Each week, we publish layman’s abstracts of new articles from our prestigious portfolio of journals in statistics. The aim is to highlight the latest research to a broader audience in an accessible format.
The article featured today is from the Canadian Journal of Statistics with the full article now available to read here.
Liu, P., Song, S. and Zhou, Y. (2022), Semiparametric additive frailty hazard model for clustered failure time data. Can J Statistics.
In this paper, the authors propose a new model to modelling the clustered failure time data while there is intra-cluster dependence among the same cluster.
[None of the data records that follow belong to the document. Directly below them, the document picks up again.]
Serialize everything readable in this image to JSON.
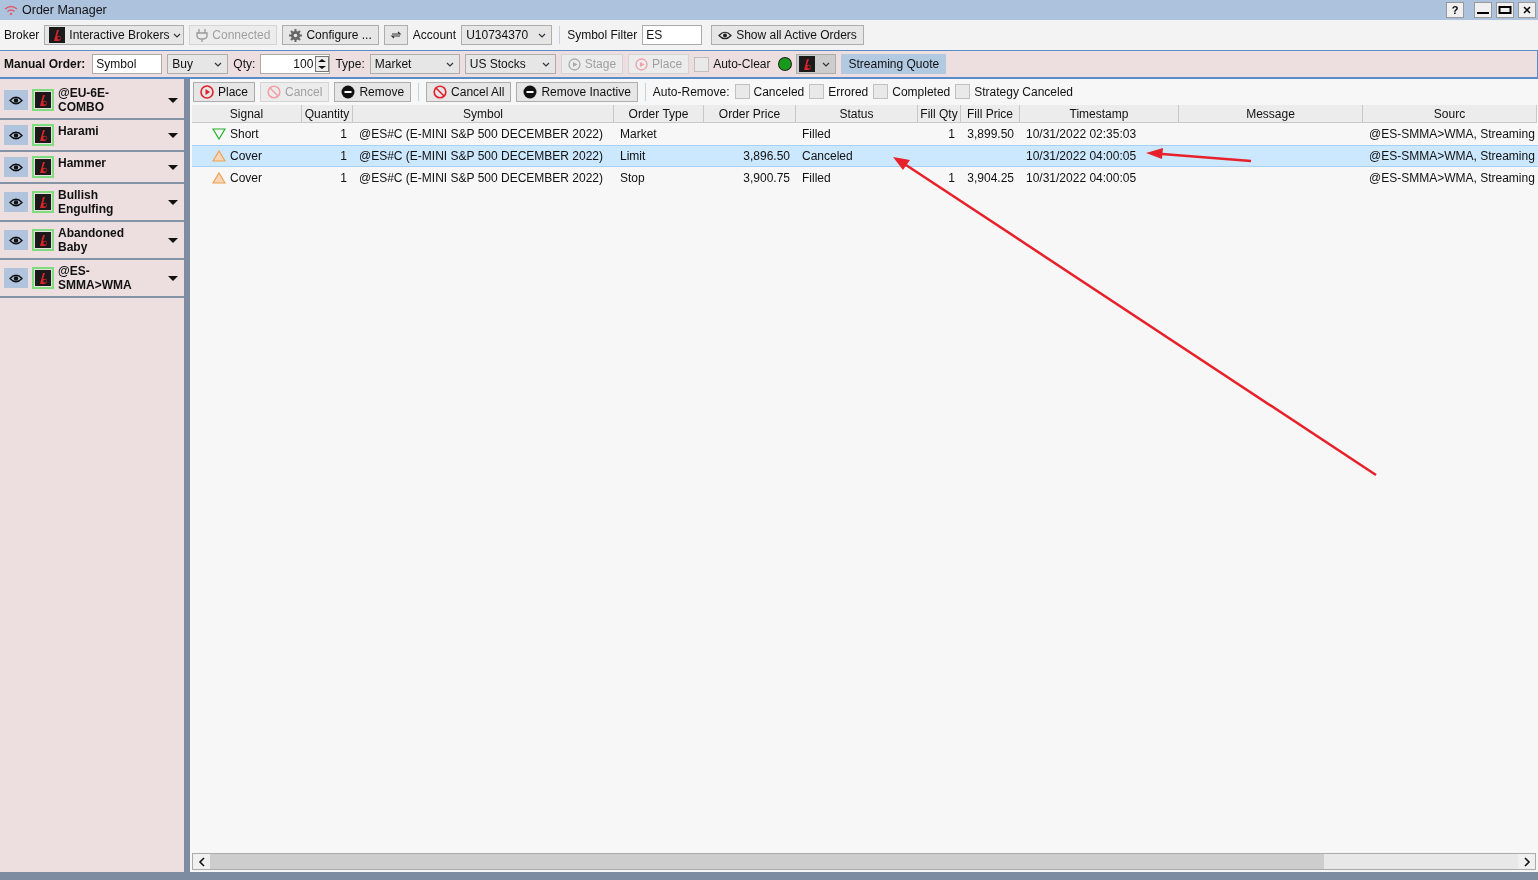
{
  "window": {
    "title": "Order Manager",
    "help": "?"
  },
  "connection_bar": {
    "broker_label": "Broker",
    "broker": "Interactive Brokers",
    "connect_button": {
      "label": "Connected",
      "disabled": true
    },
    "configure_button": "Configure ...",
    "account_label": "Account",
    "account": "U10734370",
    "symbol_filter_label": "Symbol Filter",
    "symbol_filter": "ES",
    "show_all_button": "Show all Active Orders"
  },
  "manual_order": {
    "label": "Manual Order:",
    "symbol_placeholder": "Symbol",
    "side": "Buy",
    "qty_label": "Qty:",
    "qty": "100",
    "type_label": "Type:",
    "type": "Market",
    "market": "US Stocks",
    "buttons": [
      {
        "label": "Stage",
        "disabled": true
      },
      {
        "label": "Place",
        "disabled": true
      }
    ],
    "auto_clear": {
      "label": "Auto-Clear",
      "checked": false
    },
    "quote_button": "Streaming Quote"
  },
  "strategies": [
    {
      "name": "@EU-6E-\nCOMBO"
    },
    {
      "name": "Harami"
    },
    {
      "name": "Hammer"
    },
    {
      "name": "Bullish\nEngulfing"
    },
    {
      "name": "Abandoned\nBaby"
    },
    {
      "name": "@ES-\nSMMA>WMA"
    }
  ],
  "order_toolbar": {
    "buttons": [
      {
        "label": "Place",
        "kind": "play",
        "disabled": false
      },
      {
        "label": "Cancel",
        "kind": "prohibit",
        "disabled": true
      },
      {
        "label": "Remove",
        "kind": "minus",
        "disabled": false
      },
      {
        "label": "Cancel All",
        "kind": "prohibit",
        "disabled": false
      },
      {
        "label": "Remove Inactive",
        "kind": "minus",
        "disabled": false
      }
    ],
    "auto_remove_label": "Auto-Remove:",
    "auto_remove": [
      {
        "label": "Canceled",
        "checked": false
      },
      {
        "label": "Errored",
        "checked": false
      },
      {
        "label": "Completed",
        "checked": false
      },
      {
        "label": "Strategy Canceled",
        "checked": false
      }
    ]
  },
  "table": {
    "columns": [
      "Signal",
      "Quantity",
      "Symbol",
      "Order Type",
      "Order Price",
      "Status",
      "Fill Qty",
      "Fill Price",
      "Timestamp",
      "Message",
      "Sourc"
    ],
    "rows": [
      {
        "kind": "short",
        "selected": false,
        "cells": [
          "Short",
          "1",
          "@ES#C (E-MINI S&P 500 DECEMBER 2022)",
          "Market",
          "",
          "Filled",
          "1",
          "3,899.50",
          "10/31/2022 02:35:03",
          "",
          "@ES-SMMA>WMA, Streaming"
        ]
      },
      {
        "kind": "cover",
        "selected": true,
        "cells": [
          "Cover",
          "1",
          "@ES#C (E-MINI S&P 500 DECEMBER 2022)",
          "Limit",
          "3,896.50",
          "Canceled",
          "",
          "",
          "10/31/2022 04:00:05",
          "",
          "@ES-SMMA>WMA, Streaming"
        ]
      },
      {
        "kind": "cover",
        "selected": false,
        "cells": [
          "Cover",
          "1",
          "@ES#C (E-MINI S&P 500 DECEMBER 2022)",
          "Stop",
          "3,900.75",
          "Filled",
          "1",
          "3,904.25",
          "10/31/2022 04:00:05",
          "",
          "@ES-SMMA>WMA, Streaming"
        ]
      }
    ]
  }
}
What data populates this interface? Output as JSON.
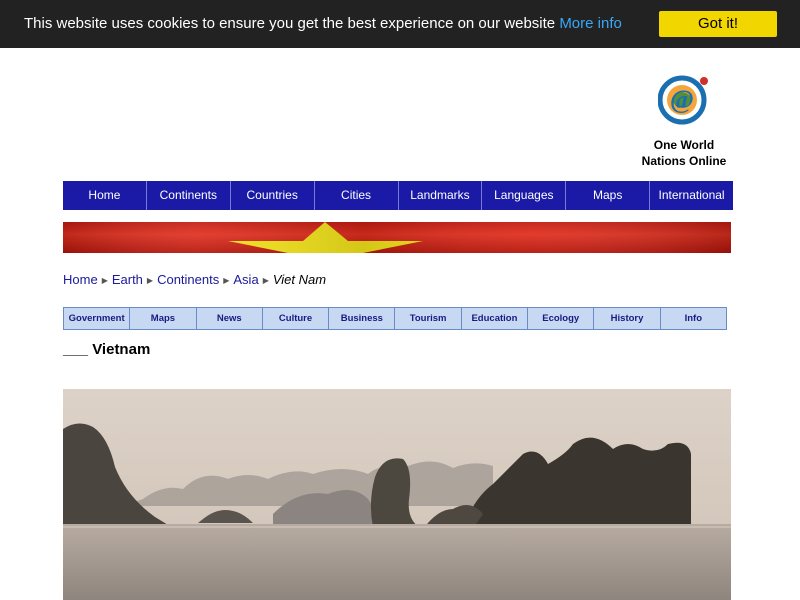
{
  "cookie": {
    "message": "This website uses cookies to ensure you get the best experience on our website",
    "more_info": "More info",
    "accept": "Got it!"
  },
  "logo": {
    "line1": "One World",
    "line2": "Nations Online"
  },
  "nav": {
    "items": [
      "Home",
      "Continents",
      "Countries",
      "Cities",
      "Landmarks",
      "Languages",
      "Maps",
      "International"
    ]
  },
  "breadcrumb": {
    "items": [
      "Home",
      "Earth",
      "Continents",
      "Asia"
    ],
    "current": "Viet Nam"
  },
  "subnav": {
    "items": [
      "Government",
      "Maps",
      "News",
      "Culture",
      "Business",
      "Tourism",
      "Education",
      "Ecology",
      "History",
      "Info"
    ]
  },
  "page": {
    "title": "___ Vietnam"
  },
  "colors": {
    "nav_bg": "#1a1aa6",
    "cookie_bg": "#222222",
    "cookie_btn": "#f1d600",
    "subnav_bg": "#c7d8f2",
    "flag_red": "#da251d",
    "flag_yellow": "#ffff00"
  }
}
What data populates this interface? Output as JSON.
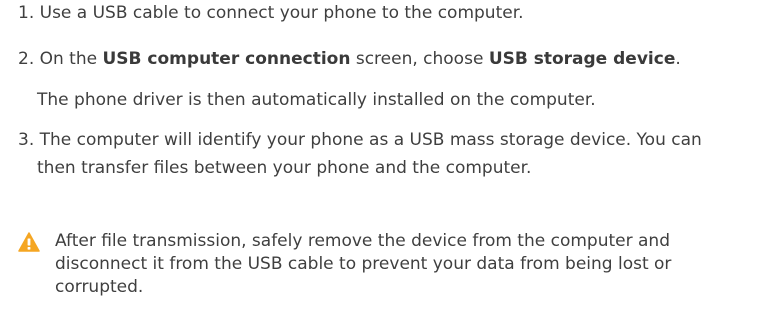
{
  "steps": [
    {
      "text": "1. Use a USB cable to connect your phone to the computer."
    },
    {
      "prefix": "2. On the ",
      "bold1": "USB computer connection",
      "middle": " screen, choose ",
      "bold2": "USB storage device",
      "suffix": ".",
      "subtext": "The phone driver is then automatically installed on the computer."
    },
    {
      "line1": "3. The computer will identify your phone as a USB mass storage device. You can",
      "line2": "then transfer files between your phone and the computer."
    }
  ],
  "note": {
    "icon": "warning-icon",
    "text": "After file transmission, safely remove the device from the computer and disconnect it from the USB cable to prevent your data from being lost or corrupted."
  },
  "colors": {
    "text": "#3f3f3f",
    "warning": "#f5a623"
  }
}
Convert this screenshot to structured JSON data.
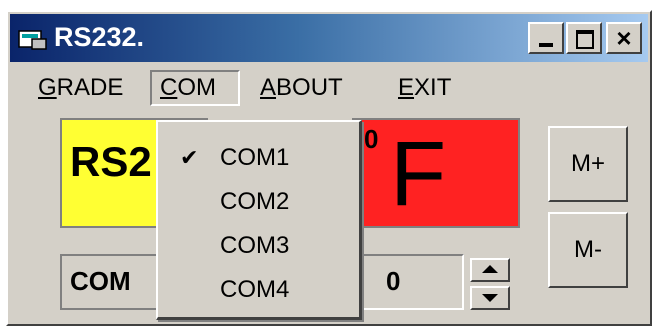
{
  "window": {
    "title": "RS232.",
    "close_glyph": "×",
    "title_gradient": [
      "#0a246a",
      "#a6caf0"
    ],
    "face_color": "#d4d0c8"
  },
  "menu": {
    "grade": {
      "accel": "G",
      "rest": "RADE"
    },
    "com": {
      "accel": "C",
      "rest": "OM"
    },
    "about": {
      "accel": "A",
      "rest": "BOUT"
    },
    "exit": {
      "accel": "E",
      "rest": "XIT"
    }
  },
  "display": {
    "yellow_panel_text": "RS2",
    "yellow_color": "#ffff33",
    "red_panel_sup": "0",
    "red_panel_text": "F",
    "red_color": "#ff2222"
  },
  "buttons": {
    "m_plus": "M+",
    "m_minus": "M-"
  },
  "status": {
    "com_label": "COM",
    "value": "0"
  },
  "com_dropdown": {
    "items": [
      {
        "label": "COM1",
        "checked": true,
        "check": "✔"
      },
      {
        "label": "COM2",
        "checked": false,
        "check": ""
      },
      {
        "label": "COM3",
        "checked": false,
        "check": ""
      },
      {
        "label": "COM4",
        "checked": false,
        "check": ""
      }
    ]
  },
  "icons": [
    "app-icon",
    "minimize-icon",
    "maximize-icon",
    "close-icon",
    "checkmark-icon",
    "spin-up-icon",
    "spin-down-icon"
  ]
}
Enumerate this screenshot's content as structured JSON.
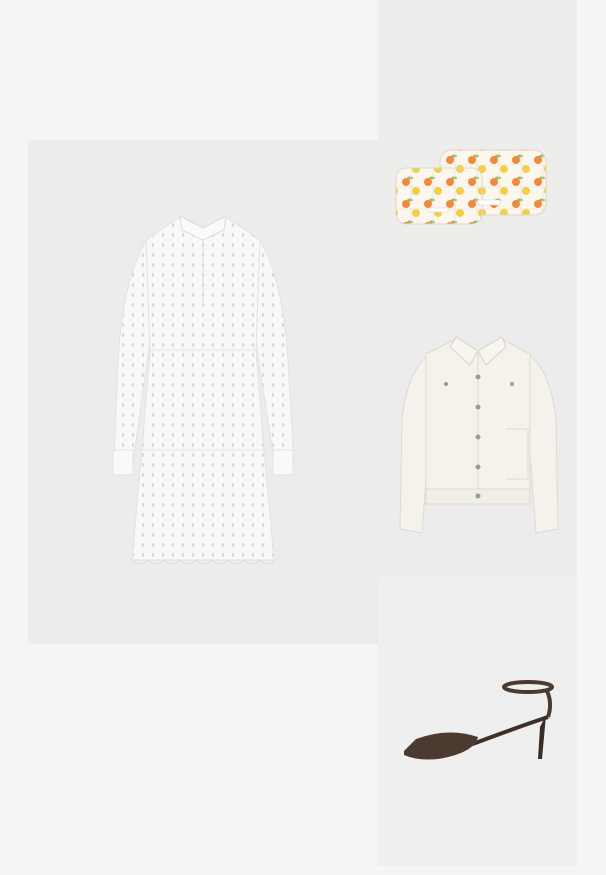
{
  "outfit": {
    "items": [
      {
        "id": "dress",
        "kind": "white eyelet tiered dress"
      },
      {
        "id": "bags",
        "kind": "quilted fruit-print pouch set"
      },
      {
        "id": "jacket",
        "kind": "off-white button jacket"
      },
      {
        "id": "shoe",
        "kind": "brown slingback pump"
      }
    ]
  },
  "colors": {
    "page_bg": "#f5f5f5",
    "tile_bg": "#ececec",
    "dress": "#f7f7f7",
    "jacket": "#f3f1ea",
    "shoe": "#4a3a30",
    "fruit_orange": "#ef8a3c",
    "fruit_yellow": "#f2cf4a",
    "leaf_green": "#9bb86a"
  }
}
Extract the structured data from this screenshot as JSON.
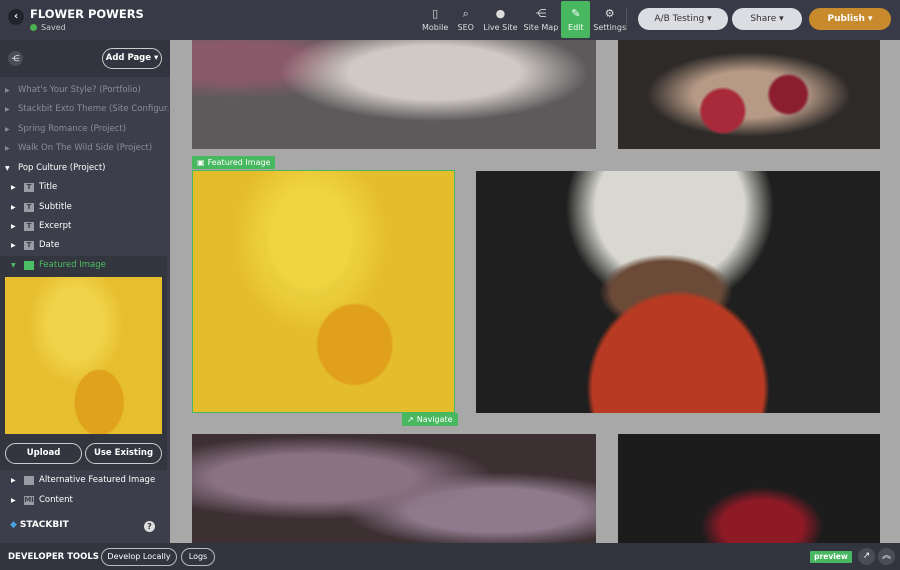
{
  "header": {
    "title": "FLOWER POWERS",
    "status": "Saved",
    "tools": [
      {
        "label": "Mobile",
        "icon": "▯"
      },
      {
        "label": "SEO",
        "icon": "⌕"
      },
      {
        "label": "Live Site",
        "icon": "●"
      },
      {
        "label": "Site Map",
        "icon": "⋲"
      },
      {
        "label": "Edit",
        "icon": "✎"
      },
      {
        "label": "Settings",
        "icon": "⚙"
      }
    ],
    "ab_testing": "A/B Testing ▾",
    "share": "Share ▾",
    "publish": "Publish ▾"
  },
  "sidebar": {
    "add_page": "Add Page ▾",
    "pages": [
      "What's Your Style? (Portfolio)",
      "Stackbit Exto Theme (Site Configur...",
      "Spring Romance (Project)",
      "Walk On The Wild Side (Project)",
      "Pop Culture (Project)"
    ],
    "fields": [
      "Title",
      "Subtitle",
      "Excerpt",
      "Date"
    ],
    "featured": "Featured Image",
    "upload": "Upload",
    "use_existing": "Use Existing",
    "more_fields": [
      "Alternative Featured Image",
      "Content"
    ],
    "field_icons": [
      "T",
      "MI"
    ],
    "logo": "STACKBIT",
    "help": "?"
  },
  "canvas": {
    "featured_label": "Featured Image",
    "navigate_label": "Navigate"
  },
  "footer": {
    "title": "DEVELOPER TOOLS",
    "develop_locally": "Develop Locally",
    "logs": "Logs",
    "preview": "preview"
  },
  "colors": {
    "accent": "#48b860",
    "publish": "#c78a2c"
  }
}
The clustered failure time data is frequently encountered in biomedical and clinical studies recently. For example, in the western Kenya parasitemia study, where the researcher is interested in the time from a child’s enrolment to the infection of parasitemia, 542 children from 309 households were enrolled, the children from the same household forms a cluster, the failure time among the same cluster were extremely likely to be correlated since they share the similar gene and expose to the same environment. In the study, the covariates included baseline parasitemia density (BPD) and exposure to mosquito bites (BITE), Age and Gender, and the purpose of the model is to model how these covariates will affect failure time, while still take the intra-cluster dependence. And the response is hazard function instead of failure time. We model the relationship under the additive structure and assume the intra-cluster dependence acts additively on the hazard function. Some of the covariate effect is time-varying (such as BPD) while some are not (BITE, Age and Gender). The authors proposed a simple method to estimate the parameters and showed that the convergence rate of the constant covariates can be improved by integration technique. The estimator has a closed-form and can easily be implemented in practice. They also studied the large sample properties and finite sample performance. They applied their method to the western Kenya parasitemia study as well.